Pursuant to FINRA's investigation of the borrowing allegations noted in the 2014 AWC, on July 30, 2013, Mangold had submitted a signed statement asserting, in part, that on July 30, 2013, he had sent a $15,000 check to customer AS from whom he had borrowed $38,000 in 2012. In support of that assertion, Mangold submitted as an attached Exhibit A a copy of the check.

In fact, Mangold never sent the check submitted as Exhibit A to his written statement to FINRA. Accordingly, FINRA deemed that Mangold had misled its investigative Staff, in violation of  FINRA Rules 8210 and 2010.

In accordance with the terms In the Matter of Robert Charles Mangold, Respondent (AWC  #2015044146601, March 31, 2015), FINRA imposed upon Mangold a Bar from associating with any FINRA registered firm.

Bill Singer's Comment

Omigod . . . I mean, seriously?  

You got fired for borrowing in 2012 from two customers.  You're under investigation by FINRA in 2013 for improperly borrowing $56,000 from two customers.

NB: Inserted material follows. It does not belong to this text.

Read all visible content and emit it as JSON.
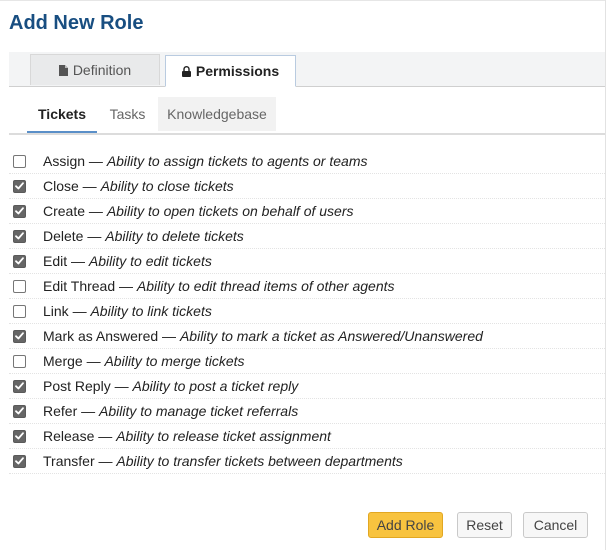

Somehow, you take those circumstances as a sign to lie to FINRA about having paid $15,000 via check to one of the clients?  You enter into a 2014 regulatory settlement and not only assert that you  made a $15,000 repayment to one of the customers on July 30,2013 but, amazingly, you submit a copy of the check as corroboration -- when, in fact, you never tendered the repayment to the customer! Okay, sure -- clever, funny, and yet another entry in the annals of the lore of Wall Street; however, all that hard work only converted a 60-day suspension into a Bar.

I would have liked to know how FINRA learned that the check had not been sent but, you know, that may be a state secret and if the regulator told me, well, I guess that they would have to kill me.